Both of his closest colleagues—track and field head coach Chris Popovici ’06 and assistant cross country and track and field coach Dan Moore ’06—said that the dedication to athletics Woods inspired in them while they ran for the Knights motivated them to work as coaches post-graduation. This dedication is defined by Woods’ emphasis on the word “believe” as a key concept of the team.
“He instilled that in us as athletes and then as coaches to pass the message along to the current athletes—to get them to believe in themselves, to believe in the training, believe in the program,” Moore said.
Popovici added that Woods’ legacy will remain fundamental for the team after his retirement.
“It’s a program that he’s built and it’s still building,” he said. “It’s still strong.

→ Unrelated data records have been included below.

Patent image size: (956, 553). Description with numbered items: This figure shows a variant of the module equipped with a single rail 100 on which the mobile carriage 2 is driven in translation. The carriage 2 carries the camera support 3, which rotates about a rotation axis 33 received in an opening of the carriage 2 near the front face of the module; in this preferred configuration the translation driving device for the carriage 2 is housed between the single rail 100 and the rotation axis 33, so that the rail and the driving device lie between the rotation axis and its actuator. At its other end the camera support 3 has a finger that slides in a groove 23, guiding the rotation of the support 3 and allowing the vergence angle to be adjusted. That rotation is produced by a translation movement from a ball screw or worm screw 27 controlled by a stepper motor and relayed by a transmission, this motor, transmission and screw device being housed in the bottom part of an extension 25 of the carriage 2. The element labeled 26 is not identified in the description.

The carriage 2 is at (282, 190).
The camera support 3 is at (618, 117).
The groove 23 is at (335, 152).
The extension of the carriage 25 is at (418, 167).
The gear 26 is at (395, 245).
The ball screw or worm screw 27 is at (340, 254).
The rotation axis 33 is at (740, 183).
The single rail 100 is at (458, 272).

It’s not going to crumble; he’s built such a culture and an infrastructure here amongst the current athletes. Campaigning so hard to have alumni back in the program coaching has maintained that legacy and that culture that’s been created.”
Following his retirement, Woods will continue to be involved with the cross country and track teams as a volunteer, but he also looks forward to spending more time with his grandchildren, reading and returning to teaching.
Current team members noted that they will miss his encouragement and insight.
“He’s more than just your coach, he’s your biggest fan,” senior Joanna Castrogivanni said.
Senior Sean Fischer added, “He’s been probably the biggest motivator for me to do anything while at college. He can just push on the things that you care about the most until you’re willing to sacrifice for your whole team.”
Woods said that above all, he has striven to instill a passion in the hundreds of athletes he’s coached both for running and for teamwork.
“That’s my philosophy: try to make it fun for them and try to make it an enjoyable experience,” he said. “I’m not a yeller and a screamer, I’m just a supporter and that seems to work pretty well.”